Background: The goal of this study was to assess whether non-smoking patients with type 2 diabetes present with increased levels of local and systemic proinflammatory mediators and, if so, whether such an increase is associated with enhanced clinical gingival inflammation compared to non-smoking patients without diabetes.
Methods: We used a cross-sectional database consisting of 725 self-reported lifelong non-smokers aged 53 to 74 years. Gingival crevicular fluid (GCF) levels of interleukin (IL)-1beta and prostaglandin E(2) (PGE(2)) and serum levels of IL-6 were measured using enzyme-linked immunosorbent assay. No participant had probing depth >3 mm. Participants with bleeding on probing (BOP) in <10% of sites were classified as healthy, whereas those with BOP in >or=10% of sites were defined as having biofilm-gingival interface (BGI) gingivitis.
Results: Approximately 53% (n = 385) and 11% (n = 80) of the sample had BGI gingivitis and type 2 diabetes, respectively. The mean age-adjusted level of GCF IL-1beta was significantly elevated in the diabetic group compared to the non-diabetic group (P = 0.048), but serum IL-6 (P = 0.14) and GCF PGE(2) were not (P = 0.98). The mean GCF IL-1beta and PGE(2) levels were significantly elevated in subjects with BGI gingivitis (136.2 +/- 112.9 ng/ml and 277.2 +/- 187.2 ng/ml, respectively) compared to subjects with gingival health (95.9 +/- 82.9 ng/ml and 205.7 +/- 149.6 ng/ml, respectively), regardless of diabetic status (P <0.001 for both). However, serum IL-6 was elevated in subjects with BGI gingivitis compared to subjects with gingival health only among subjects with diabetes (2.9 +/- 3.2 pg/ml versus 1.5 +/- 1.4 pg/ml; P = 0.008). With the exception of serum IL-6 in subjects without diabetes, an increase in the levels of proinflammatory mediators was associated with increased odds of having BGI gingivitis. The associations were stronger in the diabetic group.

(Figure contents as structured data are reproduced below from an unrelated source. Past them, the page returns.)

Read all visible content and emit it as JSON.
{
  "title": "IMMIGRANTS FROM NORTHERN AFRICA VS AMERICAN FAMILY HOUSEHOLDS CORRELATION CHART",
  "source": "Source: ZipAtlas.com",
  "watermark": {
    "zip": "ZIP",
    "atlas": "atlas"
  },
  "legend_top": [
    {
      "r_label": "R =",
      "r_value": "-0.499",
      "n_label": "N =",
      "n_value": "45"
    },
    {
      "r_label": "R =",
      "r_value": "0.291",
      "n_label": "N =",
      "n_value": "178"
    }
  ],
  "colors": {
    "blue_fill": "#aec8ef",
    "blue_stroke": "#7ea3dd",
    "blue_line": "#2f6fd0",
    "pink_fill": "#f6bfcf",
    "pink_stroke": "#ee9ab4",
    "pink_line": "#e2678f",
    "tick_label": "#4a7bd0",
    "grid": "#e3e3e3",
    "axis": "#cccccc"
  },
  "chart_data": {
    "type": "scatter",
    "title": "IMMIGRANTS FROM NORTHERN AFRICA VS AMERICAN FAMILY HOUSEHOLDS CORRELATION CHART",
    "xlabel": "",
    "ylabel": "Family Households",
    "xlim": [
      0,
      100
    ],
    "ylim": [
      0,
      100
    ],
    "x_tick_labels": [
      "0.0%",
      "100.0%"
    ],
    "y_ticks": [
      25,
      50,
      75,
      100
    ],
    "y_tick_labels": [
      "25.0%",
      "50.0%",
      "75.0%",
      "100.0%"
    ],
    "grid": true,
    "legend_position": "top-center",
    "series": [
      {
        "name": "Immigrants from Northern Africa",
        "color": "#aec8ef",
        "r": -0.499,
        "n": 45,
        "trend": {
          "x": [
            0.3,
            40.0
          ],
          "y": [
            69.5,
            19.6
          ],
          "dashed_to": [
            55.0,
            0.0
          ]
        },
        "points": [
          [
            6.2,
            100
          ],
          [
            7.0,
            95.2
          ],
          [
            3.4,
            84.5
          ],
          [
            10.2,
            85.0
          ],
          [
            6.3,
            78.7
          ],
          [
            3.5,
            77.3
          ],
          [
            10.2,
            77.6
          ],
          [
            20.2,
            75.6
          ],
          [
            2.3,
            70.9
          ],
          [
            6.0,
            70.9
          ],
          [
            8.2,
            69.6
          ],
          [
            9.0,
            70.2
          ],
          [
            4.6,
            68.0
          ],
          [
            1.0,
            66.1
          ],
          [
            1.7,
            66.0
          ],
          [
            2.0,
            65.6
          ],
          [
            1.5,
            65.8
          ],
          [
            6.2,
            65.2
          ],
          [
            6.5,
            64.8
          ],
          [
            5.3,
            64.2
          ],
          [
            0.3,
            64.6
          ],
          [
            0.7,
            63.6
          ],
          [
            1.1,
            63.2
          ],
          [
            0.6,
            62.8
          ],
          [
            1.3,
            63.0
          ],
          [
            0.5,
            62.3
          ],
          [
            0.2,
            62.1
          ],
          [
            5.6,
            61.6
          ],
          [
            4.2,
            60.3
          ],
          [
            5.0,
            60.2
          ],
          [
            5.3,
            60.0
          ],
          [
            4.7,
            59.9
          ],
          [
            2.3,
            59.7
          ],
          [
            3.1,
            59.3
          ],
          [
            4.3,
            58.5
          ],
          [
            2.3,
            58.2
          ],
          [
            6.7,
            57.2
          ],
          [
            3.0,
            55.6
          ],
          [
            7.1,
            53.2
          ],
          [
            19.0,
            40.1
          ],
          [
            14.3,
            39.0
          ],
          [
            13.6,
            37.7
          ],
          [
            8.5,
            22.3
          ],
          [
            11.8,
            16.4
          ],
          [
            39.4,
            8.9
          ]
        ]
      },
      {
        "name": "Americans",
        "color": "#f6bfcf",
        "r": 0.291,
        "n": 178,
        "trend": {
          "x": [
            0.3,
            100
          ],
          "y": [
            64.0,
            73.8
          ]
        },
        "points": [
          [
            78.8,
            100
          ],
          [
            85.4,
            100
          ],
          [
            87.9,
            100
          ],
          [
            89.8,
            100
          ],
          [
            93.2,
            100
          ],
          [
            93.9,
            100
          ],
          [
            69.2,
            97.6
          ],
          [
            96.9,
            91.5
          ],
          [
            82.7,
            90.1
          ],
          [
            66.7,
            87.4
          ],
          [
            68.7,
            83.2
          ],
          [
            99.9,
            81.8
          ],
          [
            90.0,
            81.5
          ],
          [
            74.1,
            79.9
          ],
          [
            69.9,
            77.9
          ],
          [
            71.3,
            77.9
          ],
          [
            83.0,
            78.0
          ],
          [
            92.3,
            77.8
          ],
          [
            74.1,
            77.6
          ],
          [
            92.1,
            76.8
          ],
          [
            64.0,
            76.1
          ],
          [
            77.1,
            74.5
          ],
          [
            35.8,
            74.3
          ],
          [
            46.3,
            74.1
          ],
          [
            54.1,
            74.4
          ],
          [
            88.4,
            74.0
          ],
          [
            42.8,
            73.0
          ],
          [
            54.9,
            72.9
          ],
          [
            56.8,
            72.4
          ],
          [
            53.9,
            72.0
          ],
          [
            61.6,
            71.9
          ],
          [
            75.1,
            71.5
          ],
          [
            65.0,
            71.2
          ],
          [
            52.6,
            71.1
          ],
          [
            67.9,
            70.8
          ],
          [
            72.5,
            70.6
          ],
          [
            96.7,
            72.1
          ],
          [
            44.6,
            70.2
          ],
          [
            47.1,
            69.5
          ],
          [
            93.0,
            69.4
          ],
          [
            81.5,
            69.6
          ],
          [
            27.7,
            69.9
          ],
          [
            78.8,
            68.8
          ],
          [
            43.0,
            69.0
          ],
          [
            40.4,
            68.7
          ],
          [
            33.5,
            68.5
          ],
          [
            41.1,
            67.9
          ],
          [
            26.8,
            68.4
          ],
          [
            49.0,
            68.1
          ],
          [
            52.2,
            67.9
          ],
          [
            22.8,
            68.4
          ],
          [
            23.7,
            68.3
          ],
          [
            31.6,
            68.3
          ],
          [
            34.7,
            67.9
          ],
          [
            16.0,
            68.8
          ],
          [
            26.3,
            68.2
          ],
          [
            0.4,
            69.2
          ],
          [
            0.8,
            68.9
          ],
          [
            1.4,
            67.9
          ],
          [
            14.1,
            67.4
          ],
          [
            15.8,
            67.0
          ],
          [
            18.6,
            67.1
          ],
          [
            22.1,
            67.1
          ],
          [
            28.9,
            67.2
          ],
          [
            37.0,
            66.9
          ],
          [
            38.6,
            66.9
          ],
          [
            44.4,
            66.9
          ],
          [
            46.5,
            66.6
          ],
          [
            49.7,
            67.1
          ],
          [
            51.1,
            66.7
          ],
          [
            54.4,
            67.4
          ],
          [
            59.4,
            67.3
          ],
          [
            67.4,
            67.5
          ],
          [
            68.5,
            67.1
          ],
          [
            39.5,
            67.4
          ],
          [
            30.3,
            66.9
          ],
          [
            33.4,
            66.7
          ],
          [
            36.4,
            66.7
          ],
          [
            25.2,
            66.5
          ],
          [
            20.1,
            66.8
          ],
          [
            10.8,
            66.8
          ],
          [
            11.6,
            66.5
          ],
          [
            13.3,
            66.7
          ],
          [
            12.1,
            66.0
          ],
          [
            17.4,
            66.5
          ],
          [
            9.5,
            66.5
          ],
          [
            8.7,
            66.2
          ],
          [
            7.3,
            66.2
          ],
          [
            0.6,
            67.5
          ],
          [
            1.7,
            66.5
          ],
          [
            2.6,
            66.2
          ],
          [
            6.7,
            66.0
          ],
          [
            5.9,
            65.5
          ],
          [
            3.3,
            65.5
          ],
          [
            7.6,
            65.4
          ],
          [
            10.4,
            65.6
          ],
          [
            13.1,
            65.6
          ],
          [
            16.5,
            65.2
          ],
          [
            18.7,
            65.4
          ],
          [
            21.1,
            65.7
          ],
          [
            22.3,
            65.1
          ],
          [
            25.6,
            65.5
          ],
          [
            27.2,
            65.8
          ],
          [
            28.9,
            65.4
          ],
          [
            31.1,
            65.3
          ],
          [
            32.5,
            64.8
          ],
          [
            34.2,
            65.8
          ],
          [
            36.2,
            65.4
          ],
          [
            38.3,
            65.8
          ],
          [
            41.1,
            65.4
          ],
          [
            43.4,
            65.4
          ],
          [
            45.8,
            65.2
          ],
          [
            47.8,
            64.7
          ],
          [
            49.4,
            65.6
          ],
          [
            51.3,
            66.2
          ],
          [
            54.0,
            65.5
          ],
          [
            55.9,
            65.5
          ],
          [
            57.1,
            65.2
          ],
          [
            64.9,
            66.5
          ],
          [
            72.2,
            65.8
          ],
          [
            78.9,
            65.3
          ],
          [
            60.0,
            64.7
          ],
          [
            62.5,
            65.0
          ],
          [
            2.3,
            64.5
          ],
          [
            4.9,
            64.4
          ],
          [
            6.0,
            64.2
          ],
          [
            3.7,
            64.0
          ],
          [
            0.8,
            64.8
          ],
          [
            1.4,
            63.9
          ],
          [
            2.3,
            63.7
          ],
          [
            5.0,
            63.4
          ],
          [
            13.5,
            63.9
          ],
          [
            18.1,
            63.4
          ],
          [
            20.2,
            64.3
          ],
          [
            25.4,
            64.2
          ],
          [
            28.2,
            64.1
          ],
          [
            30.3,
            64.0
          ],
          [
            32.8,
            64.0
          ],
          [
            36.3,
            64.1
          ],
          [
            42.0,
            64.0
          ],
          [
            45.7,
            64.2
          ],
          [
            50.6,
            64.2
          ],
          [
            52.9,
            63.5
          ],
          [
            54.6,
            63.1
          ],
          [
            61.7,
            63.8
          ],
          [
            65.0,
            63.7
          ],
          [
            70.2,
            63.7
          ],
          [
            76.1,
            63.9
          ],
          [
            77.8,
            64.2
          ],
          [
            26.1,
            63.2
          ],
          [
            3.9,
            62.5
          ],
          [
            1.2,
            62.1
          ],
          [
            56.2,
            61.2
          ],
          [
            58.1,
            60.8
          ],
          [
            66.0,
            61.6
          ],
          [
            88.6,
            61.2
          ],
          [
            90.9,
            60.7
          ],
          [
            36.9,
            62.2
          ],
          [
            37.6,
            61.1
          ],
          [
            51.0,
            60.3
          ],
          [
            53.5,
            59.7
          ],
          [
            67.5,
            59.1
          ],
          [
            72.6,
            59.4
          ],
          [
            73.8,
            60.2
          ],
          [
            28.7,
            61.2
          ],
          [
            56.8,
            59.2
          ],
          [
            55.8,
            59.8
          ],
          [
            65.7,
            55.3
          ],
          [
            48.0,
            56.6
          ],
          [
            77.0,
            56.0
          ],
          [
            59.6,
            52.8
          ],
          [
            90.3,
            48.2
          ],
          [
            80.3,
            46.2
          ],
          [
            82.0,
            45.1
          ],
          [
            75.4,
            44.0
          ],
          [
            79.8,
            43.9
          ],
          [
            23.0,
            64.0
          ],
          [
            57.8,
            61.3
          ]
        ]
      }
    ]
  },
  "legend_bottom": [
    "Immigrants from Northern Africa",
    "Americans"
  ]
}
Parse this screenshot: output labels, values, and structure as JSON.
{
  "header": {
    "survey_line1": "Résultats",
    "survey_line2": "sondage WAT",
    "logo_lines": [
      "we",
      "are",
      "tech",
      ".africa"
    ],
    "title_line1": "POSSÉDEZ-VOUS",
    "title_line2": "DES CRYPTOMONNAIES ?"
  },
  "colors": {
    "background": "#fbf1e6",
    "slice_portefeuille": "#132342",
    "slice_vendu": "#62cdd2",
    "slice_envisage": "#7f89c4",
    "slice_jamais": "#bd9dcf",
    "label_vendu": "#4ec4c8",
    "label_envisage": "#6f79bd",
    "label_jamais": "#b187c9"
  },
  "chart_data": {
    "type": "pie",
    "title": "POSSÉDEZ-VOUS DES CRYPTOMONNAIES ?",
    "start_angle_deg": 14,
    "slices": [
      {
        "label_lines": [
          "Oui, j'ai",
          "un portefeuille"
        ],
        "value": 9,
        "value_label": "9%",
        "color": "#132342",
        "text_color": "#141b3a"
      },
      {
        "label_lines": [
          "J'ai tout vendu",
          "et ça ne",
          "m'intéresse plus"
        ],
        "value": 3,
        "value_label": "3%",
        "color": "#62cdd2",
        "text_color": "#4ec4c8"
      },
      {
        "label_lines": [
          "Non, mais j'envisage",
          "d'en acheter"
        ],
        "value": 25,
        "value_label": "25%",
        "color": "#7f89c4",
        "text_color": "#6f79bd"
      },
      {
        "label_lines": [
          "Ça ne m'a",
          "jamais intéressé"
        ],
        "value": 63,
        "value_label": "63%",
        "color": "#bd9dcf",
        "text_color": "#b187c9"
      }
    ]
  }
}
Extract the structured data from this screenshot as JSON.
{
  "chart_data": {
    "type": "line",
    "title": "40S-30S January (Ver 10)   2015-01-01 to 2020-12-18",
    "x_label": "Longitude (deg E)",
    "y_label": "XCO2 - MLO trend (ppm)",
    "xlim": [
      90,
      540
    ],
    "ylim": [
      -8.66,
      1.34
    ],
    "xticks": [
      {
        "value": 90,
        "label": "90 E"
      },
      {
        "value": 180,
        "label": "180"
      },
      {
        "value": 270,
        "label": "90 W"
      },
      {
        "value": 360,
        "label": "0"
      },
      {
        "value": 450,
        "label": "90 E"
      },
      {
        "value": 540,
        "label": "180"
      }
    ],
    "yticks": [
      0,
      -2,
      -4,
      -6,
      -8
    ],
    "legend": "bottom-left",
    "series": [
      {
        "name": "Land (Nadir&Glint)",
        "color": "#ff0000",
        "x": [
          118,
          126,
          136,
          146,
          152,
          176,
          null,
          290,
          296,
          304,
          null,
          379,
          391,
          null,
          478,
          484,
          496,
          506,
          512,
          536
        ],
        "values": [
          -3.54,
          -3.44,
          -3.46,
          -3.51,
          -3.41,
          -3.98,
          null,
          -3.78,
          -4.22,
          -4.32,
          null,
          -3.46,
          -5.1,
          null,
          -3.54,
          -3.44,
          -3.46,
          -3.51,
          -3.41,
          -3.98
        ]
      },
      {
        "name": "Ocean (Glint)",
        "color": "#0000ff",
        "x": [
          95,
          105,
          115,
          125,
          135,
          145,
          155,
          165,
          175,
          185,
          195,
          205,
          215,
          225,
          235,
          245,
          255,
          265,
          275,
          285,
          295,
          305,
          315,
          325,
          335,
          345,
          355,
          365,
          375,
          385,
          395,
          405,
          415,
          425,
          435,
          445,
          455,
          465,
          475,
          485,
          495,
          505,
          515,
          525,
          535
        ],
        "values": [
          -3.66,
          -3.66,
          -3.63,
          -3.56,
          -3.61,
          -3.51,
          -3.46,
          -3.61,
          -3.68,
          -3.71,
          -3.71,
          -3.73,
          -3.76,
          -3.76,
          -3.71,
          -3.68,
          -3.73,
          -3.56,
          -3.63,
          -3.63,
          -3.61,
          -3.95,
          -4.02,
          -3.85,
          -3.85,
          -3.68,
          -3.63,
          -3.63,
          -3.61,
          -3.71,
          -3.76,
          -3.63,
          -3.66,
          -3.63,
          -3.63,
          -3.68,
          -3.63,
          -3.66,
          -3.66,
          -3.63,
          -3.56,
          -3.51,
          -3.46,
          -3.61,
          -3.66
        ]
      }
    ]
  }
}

Conclusions: Type 2 diabetes may increase the host inflammatory response to oral biofilm, which, in turn, may exacerbate preconditions associated with gingivitis in susceptible individuals. Furthermore, systemic inflammation, as demonstrated by the increased level of serum IL-6, is associated with BGI gingivitis among non-smoking patients with diabetes.